Federal Reserve Chairman Alan Greenspan may have one foot out the door, but the man who a few years ago was being dubbed emperor of the globe still may have some mischief in mind before he departs.
With the economy humming, the world’s dominant central banker may be seeking to engineer not just one, but two more credit tightenings before he exits the stage in early February.
As an inflation hawk, Greenspan has witnessed a huge spike in the price of gold, above $500 an ounce, seen as a warning sign that global inflation will worsen. Bottom line: More interest rate hikes will be needed.
Economist Brian Wesbury says the central bank’s Open Market Committee meeting on Dec. 13 will end with a quarter-point hike in rates, to 4.25 percent. By May, he expects the Fed to push the short-term lending barometer to a flat 5 percent.
“Greenspan wants to get as much done as he can before he leaves, so there is no doubt that rates will ratchet higher at both of his remaining meetings,” said Wesbury, of Claymore Advisors in Lisle, Ill.
Beyond the rising price of gold, members of the Fed are worried about accelerating economic growth and a shortage of skilled workers, which could mean inflationary pressures will be difficult to control, he said.

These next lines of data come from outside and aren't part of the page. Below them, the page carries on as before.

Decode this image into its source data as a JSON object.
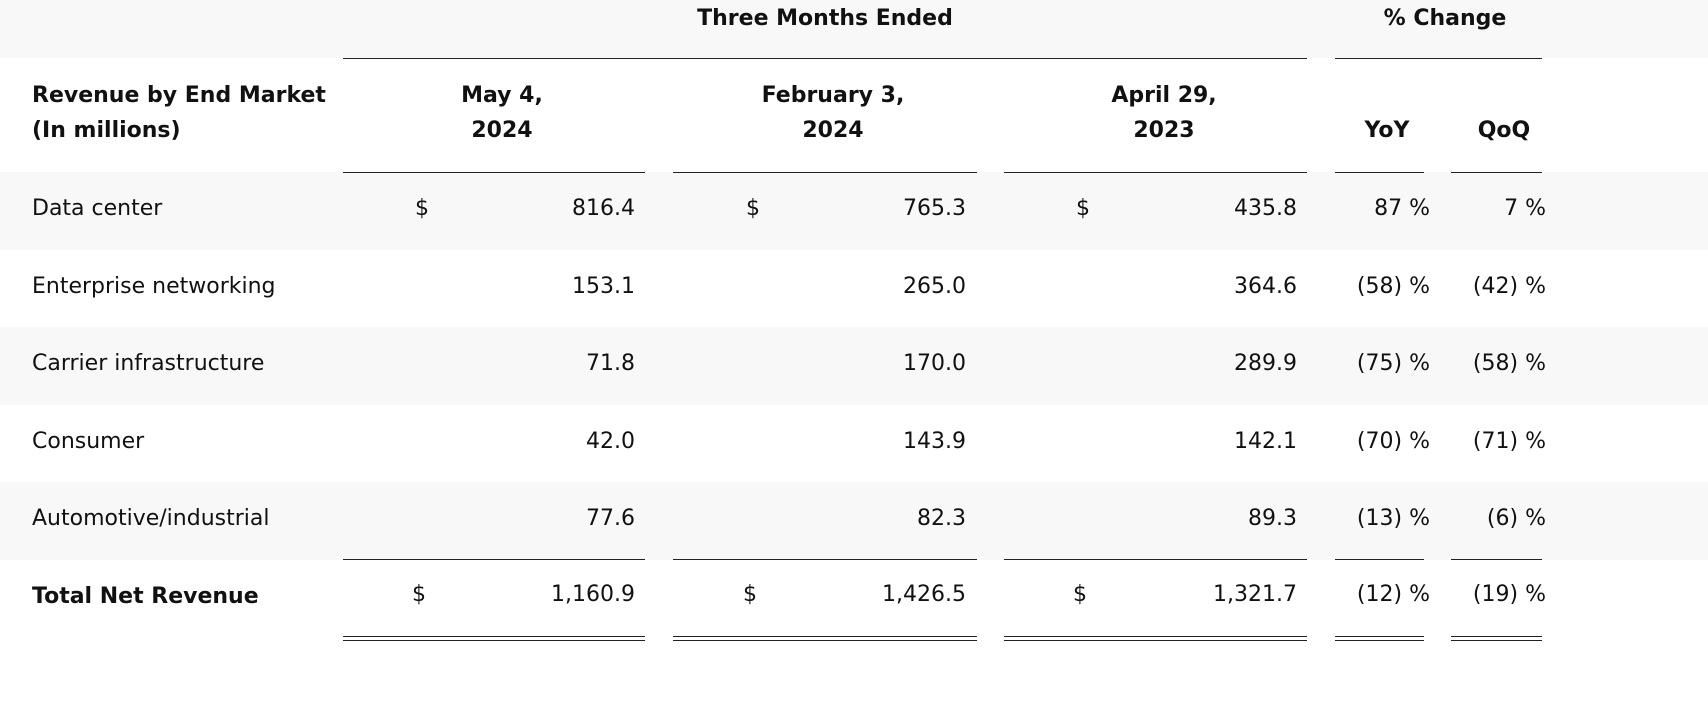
{
  "header": {
    "group_three_months": "Three Months Ended",
    "group_pct_change": "% Change",
    "label_line1": "Revenue by End Market",
    "label_line2": "(In millions)",
    "col1_line1": "May 4,",
    "col1_line2": "2024",
    "col2_line1": "February 3,",
    "col2_line2": "2024",
    "col3_line1": "April 29,",
    "col3_line2": "2023",
    "yoy": "YoY",
    "qoq": "QoQ"
  },
  "currency_symbol": "$",
  "rows": [
    {
      "label": "Data center",
      "v1": "816.4",
      "v2": "765.3",
      "v3": "435.8",
      "yoy": "87",
      "qoq": "7",
      "show_dollar": true
    },
    {
      "label": "Enterprise networking",
      "v1": "153.1",
      "v2": "265.0",
      "v3": "364.6",
      "yoy": "(58)",
      "qoq": "(42)",
      "show_dollar": false
    },
    {
      "label": "Carrier infrastructure",
      "v1": "71.8",
      "v2": "170.0",
      "v3": "289.9",
      "yoy": "(75)",
      "qoq": "(58)",
      "show_dollar": false
    },
    {
      "label": "Consumer",
      "v1": "42.0",
      "v2": "143.9",
      "v3": "142.1",
      "yoy": "(70)",
      "qoq": "(71)",
      "show_dollar": false
    },
    {
      "label": "Automotive/industrial",
      "v1": "77.6",
      "v2": "82.3",
      "v3": "89.3",
      "yoy": "(13)",
      "qoq": "(6)",
      "show_dollar": false
    }
  ],
  "total": {
    "label": "Total Net Revenue",
    "v1": "1,160.9",
    "v2": "1,426.5",
    "v3": "1,321.7",
    "yoy": "(12)",
    "qoq": "(19)"
  },
  "percent_symbol": "%"
}
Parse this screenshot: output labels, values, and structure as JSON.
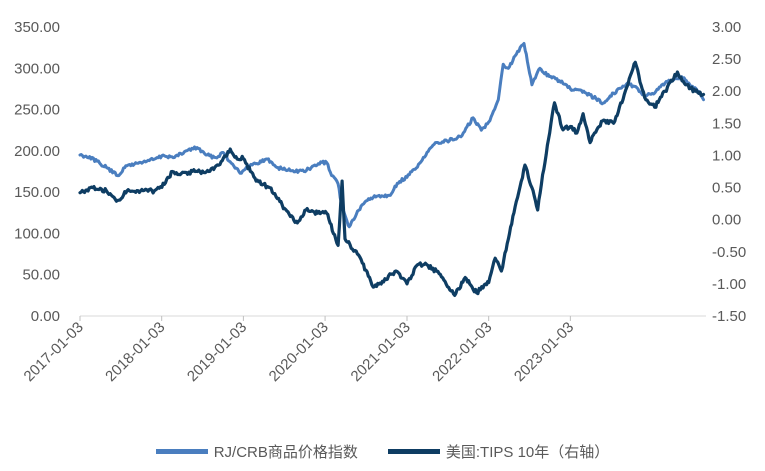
{
  "chart_data": {
    "type": "line",
    "x_ticks": [
      "2017-01-03",
      "2018-01-03",
      "2019-01-03",
      "2020-01-03",
      "2021-01-03",
      "2022-01-03",
      "2023-01-03"
    ],
    "y_left": {
      "ticks": [
        "0.00",
        "50.00",
        "100.00",
        "150.00",
        "200.00",
        "250.00",
        "300.00",
        "350.00"
      ],
      "ylim": [
        0,
        350
      ]
    },
    "y_right": {
      "ticks": [
        "-1.50",
        "-1.00",
        "-0.50",
        "0.00",
        "0.50",
        "1.00",
        "1.50",
        "2.00",
        "2.50",
        "3.00"
      ],
      "ylim": [
        -1.5,
        3.0
      ]
    },
    "grid": false,
    "legend_position": "bottom",
    "series": [
      {
        "name": "RJ/CRB商品价格指数",
        "axis": "left",
        "color": "#4a7ebf",
        "points": [
          [
            "2017-01-03",
            195
          ],
          [
            "2017-02-15",
            193
          ],
          [
            "2017-04-01",
            185
          ],
          [
            "2017-05-01",
            180
          ],
          [
            "2017-06-20",
            170
          ],
          [
            "2017-08-01",
            182
          ],
          [
            "2017-10-01",
            186
          ],
          [
            "2017-12-01",
            190
          ],
          [
            "2018-01-15",
            194
          ],
          [
            "2018-03-01",
            192
          ],
          [
            "2018-05-01",
            201
          ],
          [
            "2018-06-10",
            204
          ],
          [
            "2018-07-20",
            195
          ],
          [
            "2018-09-01",
            192
          ],
          [
            "2018-10-05",
            198
          ],
          [
            "2018-11-10",
            185
          ],
          [
            "2018-12-25",
            173
          ],
          [
            "2019-02-01",
            182
          ],
          [
            "2019-04-20",
            190
          ],
          [
            "2019-06-01",
            180
          ],
          [
            "2019-08-01",
            176
          ],
          [
            "2019-10-01",
            175
          ],
          [
            "2019-12-20",
            186
          ],
          [
            "2020-01-10",
            186
          ],
          [
            "2020-02-01",
            170
          ],
          [
            "2020-03-01",
            160
          ],
          [
            "2020-03-20",
            130
          ],
          [
            "2020-04-20",
            108
          ],
          [
            "2020-06-01",
            128
          ],
          [
            "2020-07-15",
            142
          ],
          [
            "2020-09-01",
            146
          ],
          [
            "2020-10-15",
            146
          ],
          [
            "2020-12-01",
            163
          ],
          [
            "2021-01-03",
            168
          ],
          [
            "2021-03-01",
            185
          ],
          [
            "2021-05-10",
            210
          ],
          [
            "2021-07-01",
            212
          ],
          [
            "2021-09-01",
            217
          ],
          [
            "2021-10-25",
            240
          ],
          [
            "2021-12-01",
            225
          ],
          [
            "2022-01-03",
            235
          ],
          [
            "2022-02-15",
            262
          ],
          [
            "2022-03-09",
            305
          ],
          [
            "2022-04-01",
            300
          ],
          [
            "2022-05-01",
            315
          ],
          [
            "2022-06-10",
            330
          ],
          [
            "2022-07-15",
            280
          ],
          [
            "2022-08-20",
            300
          ],
          [
            "2022-10-01",
            290
          ],
          [
            "2022-11-15",
            285
          ],
          [
            "2023-01-03",
            275
          ],
          [
            "2023-03-15",
            270
          ],
          [
            "2023-05-30",
            258
          ],
          [
            "2023-07-15",
            270
          ],
          [
            "2023-09-15",
            282
          ],
          [
            "2023-11-01",
            275
          ],
          [
            "2023-12-01",
            266
          ],
          [
            "2024-01-15",
            270
          ],
          [
            "2024-03-01",
            282
          ],
          [
            "2024-04-15",
            288
          ],
          [
            "2024-05-20",
            288
          ],
          [
            "2024-06-20",
            280
          ],
          [
            "2024-07-30",
            272
          ],
          [
            "2024-08-20",
            262
          ]
        ]
      },
      {
        "name": "美国:TIPS 10年（右轴）",
        "axis": "right",
        "color": "#0e3d63",
        "points": [
          [
            "2017-01-03",
            0.42
          ],
          [
            "2017-03-01",
            0.5
          ],
          [
            "2017-05-01",
            0.45
          ],
          [
            "2017-06-20",
            0.3
          ],
          [
            "2017-08-01",
            0.45
          ],
          [
            "2017-10-01",
            0.45
          ],
          [
            "2017-12-01",
            0.45
          ],
          [
            "2018-01-15",
            0.55
          ],
          [
            "2018-02-20",
            0.75
          ],
          [
            "2018-04-01",
            0.72
          ],
          [
            "2018-06-01",
            0.75
          ],
          [
            "2018-08-01",
            0.75
          ],
          [
            "2018-10-01",
            0.92
          ],
          [
            "2018-11-05",
            1.1
          ],
          [
            "2018-12-01",
            0.98
          ],
          [
            "2019-01-03",
            0.95
          ],
          [
            "2019-03-01",
            0.6
          ],
          [
            "2019-05-01",
            0.5
          ],
          [
            "2019-06-15",
            0.28
          ],
          [
            "2019-08-01",
            0.05
          ],
          [
            "2019-09-01",
            -0.05
          ],
          [
            "2019-10-10",
            0.15
          ],
          [
            "2019-12-01",
            0.1
          ],
          [
            "2020-01-10",
            0.1
          ],
          [
            "2020-03-01",
            -0.4
          ],
          [
            "2020-03-19",
            0.6
          ],
          [
            "2020-04-01",
            -0.3
          ],
          [
            "2020-06-01",
            -0.55
          ],
          [
            "2020-08-05",
            -1.05
          ],
          [
            "2020-09-15",
            -0.96
          ],
          [
            "2020-11-15",
            -0.8
          ],
          [
            "2021-01-03",
            -1.0
          ],
          [
            "2021-02-20",
            -0.7
          ],
          [
            "2021-04-01",
            -0.7
          ],
          [
            "2021-06-01",
            -0.85
          ],
          [
            "2021-08-04",
            -1.18
          ],
          [
            "2021-09-20",
            -0.9
          ],
          [
            "2021-11-10",
            -1.14
          ],
          [
            "2021-12-20",
            -1.0
          ],
          [
            "2022-01-03",
            -0.98
          ],
          [
            "2022-02-01",
            -0.6
          ],
          [
            "2022-03-01",
            -0.8
          ],
          [
            "2022-04-01",
            -0.3
          ],
          [
            "2022-05-01",
            0.2
          ],
          [
            "2022-06-14",
            0.85
          ],
          [
            "2022-07-15",
            0.5
          ],
          [
            "2022-08-10",
            0.15
          ],
          [
            "2022-09-01",
            0.7
          ],
          [
            "2022-10-24",
            1.82
          ],
          [
            "2022-12-01",
            1.4
          ],
          [
            "2023-01-03",
            1.45
          ],
          [
            "2023-02-01",
            1.35
          ],
          [
            "2023-03-01",
            1.65
          ],
          [
            "2023-04-01",
            1.2
          ],
          [
            "2023-05-01",
            1.4
          ],
          [
            "2023-06-01",
            1.55
          ],
          [
            "2023-07-15",
            1.5
          ],
          [
            "2023-09-01",
            1.95
          ],
          [
            "2023-10-20",
            2.45
          ],
          [
            "2023-12-01",
            1.9
          ],
          [
            "2024-01-15",
            1.75
          ],
          [
            "2024-03-01",
            2.0
          ],
          [
            "2024-04-25",
            2.3
          ],
          [
            "2024-06-01",
            2.1
          ],
          [
            "2024-07-15",
            2.0
          ],
          [
            "2024-08-20",
            1.95
          ]
        ]
      }
    ]
  }
}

Once short-term rates hit 5 percent, Wesbury expects the central bank to take a pause.
In the meantime, he sees pressures building on mortgage rates, curbing the red-hot housing market.
“The housing sector will slow, but it won’t collapse,” Wesbury said. “House prices will level off, but there will be no big decline.”
Watch for daily reports about holiday spending, as the nation nervously watches not only discounters but traditional department stores.
Since Thanksgiving, the only big winner has been Wal-Mart, which outdistanced rivals Target, Sears and all the old-line names. Additional steep discounting may be needed to boost traffic.
Economist Scott Anderson of Wells Fargo & Co. in Minneapolis says, “Continued moderate job creation will be a critical factor keeping spending afloat at a very difficult time for consumers.”
He says Americans are battling “rising interest rates, a slowing housing market, rising minimum credit-card payments, high energy costs and pinched real earnings growth.”
The stock market fell back last week, ending a period of more than a month in which a year-end rally was taken for granted.
With cold weather setting in, the next question mark for investors is oil prices. If they spurt above $60 a barrel in the next few days, as some analysts expect, the Dow Jones industrial average may be unable to top 11,000. And Santa Claus may delay his scheduled appearance on Wall Street.